Asif Shahriar, Md Nafiu Rahman, Sadif Ahmed, Farig Sadeque, Md Rizwan Parvez
BRAC University, Qatar Computing Research Institute
arXiv (2025)
Agent Benchmark RAG Memory

📝 Paper Summary

Agentic AI Security Adversarial Attacks on Agents Agent Defense Mechanisms
This survey structures the fragmented landscape of over 160 agentic security papers into three pillars—applications, threats, and defenses—revealing critical gaps like the monopoly of GPT backbones and underexplored modalities.
Core Problem
The rapid transition from passive LLMs to autonomous agents has introduced severe new vulnerabilities (e.g., indirect injection, goal hijacking) that existing safety measures for standalone models cannot address.
Why it matters:
  • Agents now execute actions in external environments, meaning attacks can cause tangible damage (e.g., executing malware, leaking private data) rather than just generating bad text
  • Current research is fragmented into isolated clusters (red teaming, governance, jailbreaking) without a unified framework connecting capabilities to their specific vulnerabilities and defenses
  • Standard LLM safety alignment (refusal training) does not reliably transfer to agentic contexts, leaving critical infrastructure vulnerable to simple jailbreaks
Concrete Example: A 'split-payload injection' attack can compromise an agent simply by embedding malicious instructions across different parts of a website. When the agent processes the site, it combines these parts and executes the payload, a vulnerability specific to the agent's information aggregation process that standalone LLMs don't face.
Key Novelty
Three-Pillar Taxonomy of Agentic Security
  • Structures the field into Applications (Red/Blue Teaming), Threats (Injection, Poisoning, Manipulation), and Defenses (Secure-by-Design, Runtime Protection)

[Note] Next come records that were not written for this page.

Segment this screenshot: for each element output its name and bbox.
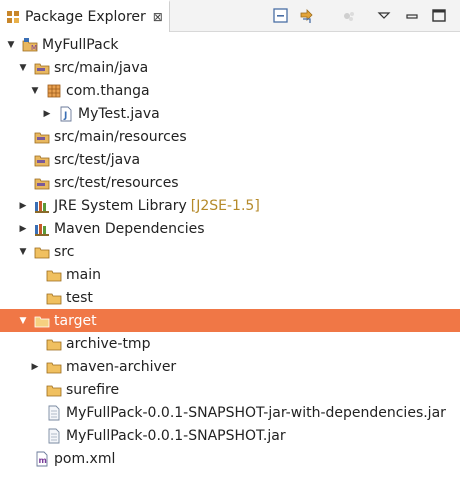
tree-item-label: surefire (66, 381, 120, 398)
expanded-arrow-icon[interactable]: ▼ (29, 85, 41, 97)
folder-icon (46, 290, 62, 306)
package-explorer-tab[interactable]: Package Explorer ⊠ (0, 0, 170, 32)
tree-item-src-test-java[interactable]: src/test/java (0, 148, 460, 171)
pom-file-icon: m (34, 451, 50, 467)
tree-item-jre-system-library[interactable]: ▶ JRE System Library [J2SE-1.5] (0, 194, 460, 217)
tree-item-myfullpack[interactable]: ▼ M MyFullPack (0, 33, 460, 56)
tree-item-label: maven-archiver (66, 358, 177, 375)
svg-text:M: M (31, 44, 37, 52)
java-file-icon: J (58, 106, 74, 122)
library-icon (34, 198, 50, 214)
folder-icon (46, 382, 62, 398)
tree-item-label: archive-tmp (66, 335, 151, 352)
library-icon (34, 221, 50, 237)
folder-icon (34, 244, 50, 260)
view-tab-bar: Package Explorer ⊠ (0, 0, 460, 32)
folder-icon (46, 359, 62, 375)
file-icon (46, 428, 62, 444)
tree-item-label: Maven Dependencies (54, 220, 205, 237)
folder-icon (46, 336, 62, 352)
tree-item-label: src/main/resources (54, 128, 187, 145)
tree-item-jar-with-dependencies[interactable]: MyFullPack-0.0.1-SNAPSHOT-jar-with-depen… (0, 401, 460, 424)
tree-item-main[interactable]: main (0, 263, 460, 286)
view-menu-icon[interactable] (375, 7, 393, 25)
collapsed-arrow-icon[interactable]: ▶ (41, 108, 53, 120)
tree-item-label: main (66, 266, 101, 283)
focus-icon[interactable] (340, 7, 358, 25)
svg-text:J: J (63, 111, 67, 121)
tree-item-label: MyFullPack (42, 36, 119, 53)
tree-item-label: target (54, 312, 97, 329)
collapse-all-icon[interactable] (272, 7, 290, 25)
tree-item-label: MyFullPack-0.0.1-SNAPSHOT-jar-with-depen… (66, 404, 446, 421)
expanded-arrow-icon[interactable]: ▼ (5, 39, 17, 51)
tree-item-archive-tmp[interactable]: archive-tmp (0, 332, 460, 355)
source-folder-icon (34, 60, 50, 76)
folder-icon (34, 313, 50, 329)
tree-item-label: com.thanga (66, 82, 150, 99)
tree-item-src-test-resources[interactable]: src/test/resources (0, 171, 460, 194)
collapsed-arrow-icon[interactable]: ▶ (29, 361, 41, 373)
tree-item-label: MyTest.java (78, 105, 160, 122)
tree-item-src-main-java[interactable]: ▼ src/main/java (0, 56, 460, 79)
tree-item-surefire[interactable]: surefire (0, 378, 460, 401)
expanded-arrow-icon[interactable]: ▼ (17, 62, 29, 74)
tree-item-src-main-resources[interactable]: src/main/resources (0, 125, 460, 148)
view-title: Package Explorer (25, 9, 146, 25)
tree-item-target[interactable]: ▼ target (0, 309, 460, 332)
tree-item-src[interactable]: ▼ src (0, 240, 460, 263)
tree-item-label: src/test/java (54, 151, 141, 168)
package-explorer-icon (6, 10, 20, 24)
maven-project-icon: M (22, 37, 38, 53)
link-with-editor-icon[interactable] (298, 7, 316, 25)
tree-item-maven-archiver[interactable]: ▶ maven-archiver (0, 355, 460, 378)
tree-item-pom-xml[interactable]: m pom.xml (0, 447, 460, 470)
expanded-arrow-icon[interactable]: ▼ (17, 315, 29, 327)
minimize-icon[interactable] (403, 7, 421, 25)
tree-item-snapshot-jar[interactable]: MyFullPack-0.0.1-SNAPSHOT.jar (0, 424, 460, 447)
file-icon (46, 405, 62, 421)
tree-item-decoration: [J2SE-1.5] (190, 197, 260, 214)
source-folder-icon (34, 152, 50, 168)
tree-item-maven-dependencies[interactable]: ▶ Maven Dependencies (0, 217, 460, 240)
tree-item-label: pom.xml (54, 450, 116, 467)
close-tab-icon[interactable]: ⊠ (153, 10, 163, 24)
svg-text:m: m (39, 456, 47, 465)
collapsed-arrow-icon[interactable]: ▶ (17, 223, 29, 235)
tree-item-test[interactable]: test (0, 286, 460, 309)
collapsed-arrow-icon[interactable]: ▶ (17, 200, 29, 212)
source-folder-icon (34, 175, 50, 191)
tree-item-label: src/main/java (54, 59, 149, 76)
tree-item-label: src (54, 243, 75, 260)
tree-item-label: JRE System Library (54, 197, 187, 214)
folder-icon (46, 267, 62, 283)
tree-item-label: src/test/resources (54, 174, 179, 191)
source-folder-icon (34, 129, 50, 145)
package-icon (46, 83, 62, 99)
tree-item-label: MyFullPack-0.0.1-SNAPSHOT.jar (66, 427, 286, 444)
tree-item-com-thanga[interactable]: ▼ com.thanga (0, 79, 460, 102)
maximize-icon[interactable] (430, 7, 448, 25)
expanded-arrow-icon[interactable]: ▼ (17, 246, 29, 258)
tree-item-mytest-java[interactable]: ▶ J MyTest.java (0, 102, 460, 125)
tree-item-label: test (66, 289, 93, 306)
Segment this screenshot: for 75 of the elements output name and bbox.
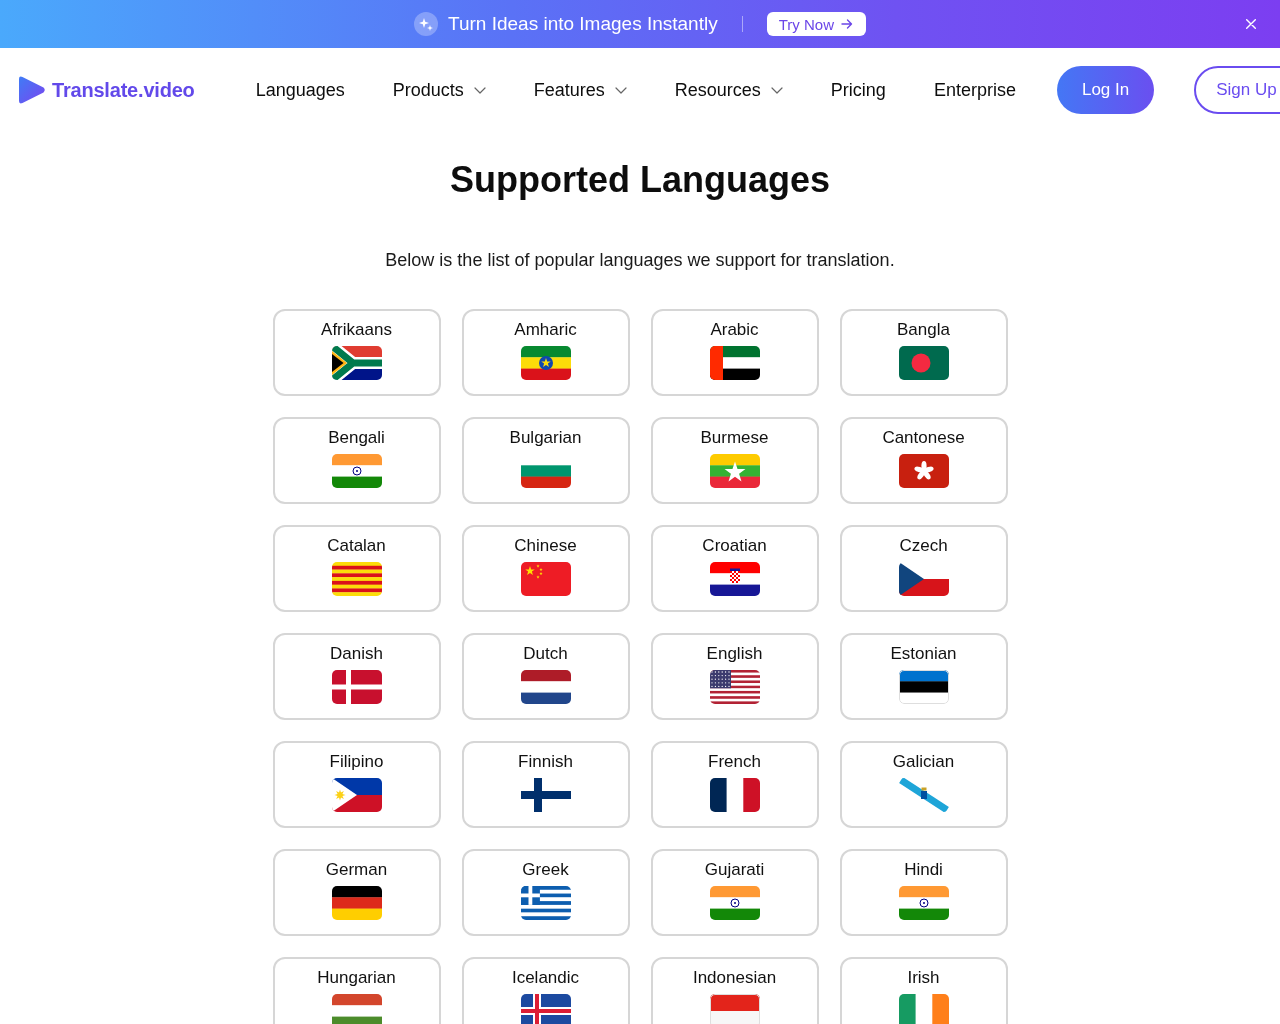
finland-flag-icon	[520, 778, 571, 812]
language-card[interactable]: Gujarati	[650, 849, 819, 936]
bangladesh-flag-icon	[898, 346, 949, 380]
hungary-flag-icon	[331, 994, 382, 1024]
language-card[interactable]: Icelandic	[461, 957, 630, 1024]
language-card[interactable]: Burmese	[650, 417, 819, 504]
language-card[interactable]: Estonian	[839, 633, 1008, 720]
promo-text: Turn Ideas into Images Instantly	[448, 12, 718, 36]
uae-flag-icon	[709, 346, 760, 380]
language-card[interactable]: Czech	[839, 525, 1008, 612]
nav-link[interactable]: Pricing	[830, 79, 886, 101]
language-card[interactable]: Amharic	[461, 309, 630, 396]
iceland-flag-icon	[520, 994, 571, 1024]
nav-menu[interactable]: Features	[533, 79, 627, 101]
denmark-flag-icon	[331, 670, 382, 704]
arrow-right-icon	[840, 19, 853, 29]
south-africa-flag-icon	[331, 346, 382, 380]
ireland-flag-icon	[898, 994, 949, 1024]
language-card[interactable]: Chinese	[461, 525, 630, 612]
language-card[interactable]: Croatian	[650, 525, 819, 612]
galicia-flag-icon	[898, 778, 949, 812]
estonia-flag-icon	[898, 670, 949, 704]
czech-flag-icon	[898, 562, 949, 596]
hong-kong-flag-icon	[898, 454, 949, 488]
nav-menu[interactable]: Products	[392, 79, 486, 101]
language-card[interactable]: Bulgarian	[461, 417, 630, 504]
language-card[interactable]: Catalan	[272, 525, 441, 612]
language-card[interactable]: Hungarian	[272, 957, 441, 1024]
language-card[interactable]: Bangla	[839, 309, 1008, 396]
usa-flag-icon	[709, 670, 760, 704]
germany-flag-icon	[331, 886, 382, 920]
close-icon[interactable]	[1246, 19, 1256, 29]
myanmar-flag-icon	[709, 454, 760, 488]
language-card[interactable]: Indonesian	[650, 957, 819, 1024]
france-flag-icon	[709, 778, 760, 812]
page-title: Supported Languages	[449, 158, 831, 202]
language-card[interactable]: Irish	[839, 957, 1008, 1024]
language-card[interactable]: Finnish	[461, 741, 630, 828]
philippines-flag-icon	[331, 778, 382, 812]
greece-flag-icon	[520, 886, 571, 920]
india-flag-icon	[898, 886, 949, 920]
chevron-down-icon	[473, 86, 486, 94]
language-card[interactable]: Galician	[839, 741, 1008, 828]
nav-link[interactable]: Languages	[255, 79, 345, 101]
language-card[interactable]: English	[650, 633, 819, 720]
sparkle-icon	[414, 12, 439, 36]
ethiopia-flag-icon	[520, 346, 571, 380]
language-card[interactable]: Dutch	[461, 633, 630, 720]
logo-text: Translate.video	[52, 78, 195, 102]
language-card[interactable]: Arabic	[650, 309, 819, 396]
page-subtitle: Below is the list of popular languages we support for translation.	[384, 249, 896, 272]
language-card[interactable]: Cantonese	[839, 417, 1008, 504]
language-card[interactable]: Danish	[272, 633, 441, 720]
language-card[interactable]: Filipino	[272, 741, 441, 828]
catalonia-flag-icon	[331, 562, 382, 596]
try-now-button[interactable]: Try Now	[766, 12, 866, 36]
india-flag-icon	[709, 886, 760, 920]
language-card[interactable]: Greek	[461, 849, 630, 936]
chevron-down-icon	[614, 86, 627, 94]
chevron-down-icon	[770, 86, 783, 94]
login-button[interactable]: Log In	[1056, 66, 1155, 114]
language-card[interactable]: French	[650, 741, 819, 828]
logo-icon	[18, 75, 46, 105]
india-flag-icon	[331, 454, 382, 488]
signup-button[interactable]: Sign Up	[1194, 66, 1280, 114]
china-flag-icon	[520, 562, 571, 596]
language-card[interactable]: Hindi	[839, 849, 1008, 936]
language-card[interactable]: German	[272, 849, 441, 936]
nav-link[interactable]: Enterprise	[933, 79, 1016, 101]
language-card[interactable]: Bengali	[272, 417, 441, 504]
nav-menu[interactable]: Resources	[674, 79, 783, 101]
croatia-flag-icon	[709, 562, 760, 596]
language-card[interactable]: Afrikaans	[272, 309, 441, 396]
netherlands-flag-icon	[520, 670, 571, 704]
indonesia-flag-icon	[709, 994, 760, 1024]
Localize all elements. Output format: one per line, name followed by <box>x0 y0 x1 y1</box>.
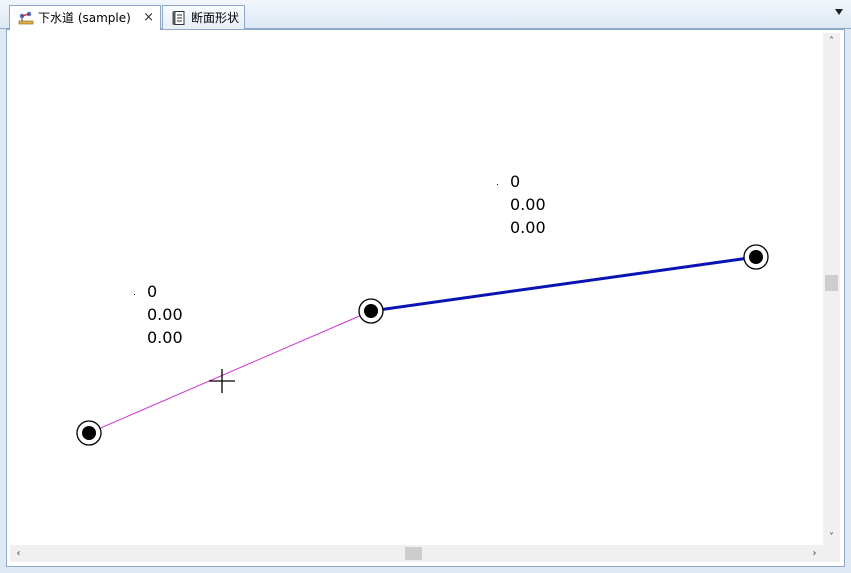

  • Provides a cross-cutting analysis identifying structural trends, such as the shift from monolithic to planner-executor architectures and the risky monopoly of closed-source backbones (GPT-4)
Architecture
Architecture Figure Figure 1
A comprehensive taxonomy tree of Agentic Security, organized into three main branches: Applications, Threats, and Defenses
Evaluation Highlights
  • Identifies that 83% of surveyed studies rely on GPT-family models, creating a dangerous single-point-of-failure risk for the ecosystem
  • reveals that planner-executor architectures (39.8%) and hybrid models (14%) are displacing monolithic agents, introducing new modular attack surfaces
  • Highlights that defense mechanisms are currently fragile; adversarial training often degrades task utility, and simple jailbreaks remain effective against complex agents
Breakthrough Assessment
9/10
The first holistic survey covering the entire agentic security lifecycle. It unifies scattered literature into a coherent framework, crucial for defining future research directions in this rapidly emerging field.